Donald Trump’s campaign for the Republican presidential nomination seems to defy gravity and all the other laws of nature.
He insults Mexicans, military veterans and women, and makes taunting remarks about the bodily processes of popular TV host Megyn Kelly. His poll numbers remain steady or even increase.
The Republican Party establishment, the pundits, Fox News management and conservative hotheads like Erick Erickson deride Trump and try to knock him out of the race. He still runs way ahead of everybody else.
Is there anything Trump could say that is so outrageous it would cause supporters to desert him? I’m not sure there is, although I may yet be proven wrong.
While Trump has said many questionable things, he has called attention to a topic that has long needed discussing: the influence of money on politics.
Trump, who claims to be a multibillionaire, knows a lot about how money affects politics, and he summed it up in this memorable phrase: “When you give, they do whatever the hell you want them to do.”
At the TV debate hosted by Fox in Cleveland, Trump explained how wealthy people use their money to affect the political process: “If I ask them, if I need them, you know, most of the people on this stage I’ve given to, just so you understand, a lot of money.”
“I hope you will give to me,” said Gov. John Kasich of Ohio. Trump responded: “Sounds good. Sounds good to me, governor.”
Trump was asked why he had contributed to Democrats like Hillary Clinton and Nancy Pelosi, and what he had received from them in return.
“I will tell you that our system is broken,” Trump answered. “I gave to many people. Before this, before two months ago, I was a businessman. I give to everybody. When they call, I give. And do you know what? When I need something from them, two years later, three years later, I call them. They are there for me. And that’s a broken system.”
Trump added: “With Hillary Clinton, I said, be at my wedding, and she came to my wedding. You know why? She didn’t have a choice, because I gave. I gave to a foundation that, frankly, that foundation is supposed to do good.”
A few days before the Cleveland debate, GOP candidates Ted Cruz, Marco Rubio, Scott Walker, Jeb Bush and Carly Fiorina attended a meeting hosted by Koch Industries billionaire Charles Koch.
Trump tweeted about that confab: “I wish good luck to all of the Republican candidates that traveled to California to beg for money etc. from the Koch Brothers. Puppets?”
What he is saying is accurate about politics at both the national and state levels. There are many examples that could be cited from Georgia’s political history, but a typical incident was the recent decision to approve a Medicaid rate increase that will be worth nearly $27 million to the state’s nursing home industry.
One of the major beneficiaries of that money will be a company, PruittHealth, that runs several nursing homes in Georgia. Pruitt family members and business units contributed large amounts of money to Gov. Nathan Deal’s re-election campaign last year, according to reports filed with the state ethics commission. Deal appointed CEO Neil Pruitt Jr. to the Board of Regents, where he is currently the chairman.
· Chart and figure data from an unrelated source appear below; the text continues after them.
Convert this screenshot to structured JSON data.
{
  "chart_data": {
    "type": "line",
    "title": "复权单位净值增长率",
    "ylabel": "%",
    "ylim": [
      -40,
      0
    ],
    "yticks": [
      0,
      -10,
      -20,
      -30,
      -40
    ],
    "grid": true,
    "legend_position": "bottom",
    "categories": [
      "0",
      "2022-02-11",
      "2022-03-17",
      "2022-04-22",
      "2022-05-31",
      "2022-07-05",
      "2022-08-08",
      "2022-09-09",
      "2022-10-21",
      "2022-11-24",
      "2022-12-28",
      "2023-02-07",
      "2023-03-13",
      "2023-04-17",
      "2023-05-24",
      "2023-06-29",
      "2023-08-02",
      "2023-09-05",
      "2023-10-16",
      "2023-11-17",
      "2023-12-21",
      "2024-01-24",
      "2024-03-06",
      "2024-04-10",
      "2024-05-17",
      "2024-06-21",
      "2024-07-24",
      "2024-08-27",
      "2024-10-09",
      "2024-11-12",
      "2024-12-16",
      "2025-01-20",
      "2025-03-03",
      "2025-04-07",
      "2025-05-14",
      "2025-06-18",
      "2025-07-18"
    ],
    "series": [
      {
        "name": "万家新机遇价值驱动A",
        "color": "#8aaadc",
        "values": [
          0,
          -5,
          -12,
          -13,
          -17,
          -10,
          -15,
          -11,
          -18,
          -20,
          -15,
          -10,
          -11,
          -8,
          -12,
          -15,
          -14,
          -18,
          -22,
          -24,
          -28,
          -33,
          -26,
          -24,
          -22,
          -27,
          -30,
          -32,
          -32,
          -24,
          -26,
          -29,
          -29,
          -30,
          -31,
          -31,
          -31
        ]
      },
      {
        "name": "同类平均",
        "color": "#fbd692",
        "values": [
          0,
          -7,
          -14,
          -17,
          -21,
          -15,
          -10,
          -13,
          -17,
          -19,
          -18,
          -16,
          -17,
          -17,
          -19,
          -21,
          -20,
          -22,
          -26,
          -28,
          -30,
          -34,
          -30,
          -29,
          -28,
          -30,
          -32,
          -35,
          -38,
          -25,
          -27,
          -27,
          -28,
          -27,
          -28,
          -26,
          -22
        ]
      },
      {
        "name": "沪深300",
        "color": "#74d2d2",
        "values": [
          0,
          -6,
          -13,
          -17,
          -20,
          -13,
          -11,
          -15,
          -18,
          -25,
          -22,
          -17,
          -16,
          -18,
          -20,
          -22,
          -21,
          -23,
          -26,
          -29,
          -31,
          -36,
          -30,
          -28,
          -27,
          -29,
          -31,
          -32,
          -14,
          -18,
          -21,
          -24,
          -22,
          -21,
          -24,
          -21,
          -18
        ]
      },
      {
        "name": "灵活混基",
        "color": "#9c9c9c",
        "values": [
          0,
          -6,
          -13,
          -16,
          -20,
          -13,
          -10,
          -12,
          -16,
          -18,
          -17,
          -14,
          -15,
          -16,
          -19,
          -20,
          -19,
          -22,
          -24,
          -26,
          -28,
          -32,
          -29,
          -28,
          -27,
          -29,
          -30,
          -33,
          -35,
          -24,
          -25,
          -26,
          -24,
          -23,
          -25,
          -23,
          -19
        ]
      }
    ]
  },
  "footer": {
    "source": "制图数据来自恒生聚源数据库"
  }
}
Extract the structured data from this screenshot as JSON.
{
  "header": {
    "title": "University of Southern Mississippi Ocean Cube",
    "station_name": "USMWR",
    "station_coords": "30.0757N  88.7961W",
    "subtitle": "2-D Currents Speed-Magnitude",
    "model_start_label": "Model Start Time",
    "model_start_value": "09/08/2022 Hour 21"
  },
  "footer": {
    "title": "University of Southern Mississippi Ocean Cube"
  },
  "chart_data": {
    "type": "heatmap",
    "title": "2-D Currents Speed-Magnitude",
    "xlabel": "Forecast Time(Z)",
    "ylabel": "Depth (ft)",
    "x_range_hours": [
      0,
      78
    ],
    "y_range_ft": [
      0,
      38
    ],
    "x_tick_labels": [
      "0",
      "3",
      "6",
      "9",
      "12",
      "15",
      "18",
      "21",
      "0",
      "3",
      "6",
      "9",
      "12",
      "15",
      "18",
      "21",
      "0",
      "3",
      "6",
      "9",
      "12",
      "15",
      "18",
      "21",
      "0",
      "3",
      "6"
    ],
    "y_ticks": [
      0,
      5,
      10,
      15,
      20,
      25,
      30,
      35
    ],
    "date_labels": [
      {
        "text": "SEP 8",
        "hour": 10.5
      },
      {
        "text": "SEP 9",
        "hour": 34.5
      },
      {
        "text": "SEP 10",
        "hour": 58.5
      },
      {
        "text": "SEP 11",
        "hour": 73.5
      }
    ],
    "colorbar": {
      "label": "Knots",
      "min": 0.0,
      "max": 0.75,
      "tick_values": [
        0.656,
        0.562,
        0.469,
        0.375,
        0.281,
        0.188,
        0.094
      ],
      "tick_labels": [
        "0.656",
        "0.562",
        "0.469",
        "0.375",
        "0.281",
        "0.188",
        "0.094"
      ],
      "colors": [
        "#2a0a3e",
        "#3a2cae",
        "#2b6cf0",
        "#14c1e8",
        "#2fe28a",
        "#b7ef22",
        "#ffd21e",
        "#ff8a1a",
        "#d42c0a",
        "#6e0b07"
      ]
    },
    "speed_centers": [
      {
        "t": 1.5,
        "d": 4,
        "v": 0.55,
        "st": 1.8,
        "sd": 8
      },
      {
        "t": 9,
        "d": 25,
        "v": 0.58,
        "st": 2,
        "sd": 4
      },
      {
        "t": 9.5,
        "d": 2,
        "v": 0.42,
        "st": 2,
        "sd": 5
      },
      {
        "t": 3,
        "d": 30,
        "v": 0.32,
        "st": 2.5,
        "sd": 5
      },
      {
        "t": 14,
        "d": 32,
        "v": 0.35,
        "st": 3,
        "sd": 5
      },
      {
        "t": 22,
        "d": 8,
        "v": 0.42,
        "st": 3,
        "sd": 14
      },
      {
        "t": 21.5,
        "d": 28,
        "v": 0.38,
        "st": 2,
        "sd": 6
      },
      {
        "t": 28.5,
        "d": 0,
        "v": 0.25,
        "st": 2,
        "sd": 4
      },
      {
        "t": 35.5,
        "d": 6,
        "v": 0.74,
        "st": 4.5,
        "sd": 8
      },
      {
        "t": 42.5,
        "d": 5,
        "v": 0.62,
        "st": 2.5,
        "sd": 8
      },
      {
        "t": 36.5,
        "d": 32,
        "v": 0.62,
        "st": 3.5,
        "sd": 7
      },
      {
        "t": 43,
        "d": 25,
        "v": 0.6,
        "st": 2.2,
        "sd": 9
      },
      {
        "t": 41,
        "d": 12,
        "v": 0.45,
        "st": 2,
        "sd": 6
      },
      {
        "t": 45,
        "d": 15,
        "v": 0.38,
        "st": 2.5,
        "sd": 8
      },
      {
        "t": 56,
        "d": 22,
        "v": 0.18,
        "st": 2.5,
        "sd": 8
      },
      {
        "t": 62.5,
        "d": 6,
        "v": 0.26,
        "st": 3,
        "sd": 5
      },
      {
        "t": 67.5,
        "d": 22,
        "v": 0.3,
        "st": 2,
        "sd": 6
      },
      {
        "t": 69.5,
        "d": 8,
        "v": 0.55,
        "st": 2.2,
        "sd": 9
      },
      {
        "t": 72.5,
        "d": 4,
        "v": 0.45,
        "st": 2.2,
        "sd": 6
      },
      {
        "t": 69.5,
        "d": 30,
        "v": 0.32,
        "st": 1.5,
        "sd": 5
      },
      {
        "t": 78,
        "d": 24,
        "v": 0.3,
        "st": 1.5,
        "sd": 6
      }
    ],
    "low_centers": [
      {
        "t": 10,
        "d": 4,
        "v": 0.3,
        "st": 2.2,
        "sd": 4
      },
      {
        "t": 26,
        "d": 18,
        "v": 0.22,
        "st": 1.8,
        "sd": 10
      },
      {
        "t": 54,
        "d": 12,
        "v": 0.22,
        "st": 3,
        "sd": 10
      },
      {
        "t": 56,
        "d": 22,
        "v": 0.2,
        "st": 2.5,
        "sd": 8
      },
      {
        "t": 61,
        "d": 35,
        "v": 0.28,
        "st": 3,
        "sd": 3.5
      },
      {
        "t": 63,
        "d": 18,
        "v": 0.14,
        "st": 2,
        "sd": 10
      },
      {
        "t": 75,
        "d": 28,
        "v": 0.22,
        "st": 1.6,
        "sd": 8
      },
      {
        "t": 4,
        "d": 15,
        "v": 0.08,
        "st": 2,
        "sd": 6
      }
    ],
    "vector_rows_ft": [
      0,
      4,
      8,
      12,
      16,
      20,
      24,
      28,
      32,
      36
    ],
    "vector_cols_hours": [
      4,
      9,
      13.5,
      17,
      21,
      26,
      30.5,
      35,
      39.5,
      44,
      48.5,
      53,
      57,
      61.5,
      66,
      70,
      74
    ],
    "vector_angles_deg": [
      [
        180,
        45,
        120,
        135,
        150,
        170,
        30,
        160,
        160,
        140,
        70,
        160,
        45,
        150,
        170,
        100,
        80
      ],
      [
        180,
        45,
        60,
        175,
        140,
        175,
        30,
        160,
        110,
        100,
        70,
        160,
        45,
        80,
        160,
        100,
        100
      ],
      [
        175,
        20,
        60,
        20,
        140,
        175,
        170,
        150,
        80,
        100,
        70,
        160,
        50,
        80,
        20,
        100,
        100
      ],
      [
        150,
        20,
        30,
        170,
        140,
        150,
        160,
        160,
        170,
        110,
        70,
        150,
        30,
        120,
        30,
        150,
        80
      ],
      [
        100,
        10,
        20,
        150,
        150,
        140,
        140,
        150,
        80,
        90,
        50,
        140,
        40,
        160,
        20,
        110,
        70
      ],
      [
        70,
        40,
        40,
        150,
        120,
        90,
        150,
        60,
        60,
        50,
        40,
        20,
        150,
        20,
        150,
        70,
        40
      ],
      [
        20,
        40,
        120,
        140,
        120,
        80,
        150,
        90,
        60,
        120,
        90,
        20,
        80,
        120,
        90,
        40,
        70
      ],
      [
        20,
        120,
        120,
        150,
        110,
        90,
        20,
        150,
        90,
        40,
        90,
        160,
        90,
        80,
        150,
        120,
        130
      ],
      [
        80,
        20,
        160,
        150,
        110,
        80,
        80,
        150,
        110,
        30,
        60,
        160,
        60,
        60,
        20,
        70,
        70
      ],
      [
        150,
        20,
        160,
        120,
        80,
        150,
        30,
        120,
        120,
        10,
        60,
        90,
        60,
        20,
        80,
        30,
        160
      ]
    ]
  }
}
When the nursing home rate increase came before the state Board of Community Health last year, two board members raised questions about it and sidelined a vote on adopting the proposal.
Not long after the rate hike had been stalled, Deal replaced those board members by appointing two new people to the community health board.
Several months later, the nursing home rate increase came up again before a reconstituted community health board that included the new members appointed by the governor. This time, the increase was quickly approved and no board member was foolish enough to raise any questions about it.
Whether you think Trump is the greatest thing since sliced bread or a pompous windbag, he has performed a valuable service for the voters in his campaign.
He has told them the truth about how money influences politics. He really does deserve a salute for that.
Tom Crawford is editor of The Georgia Report.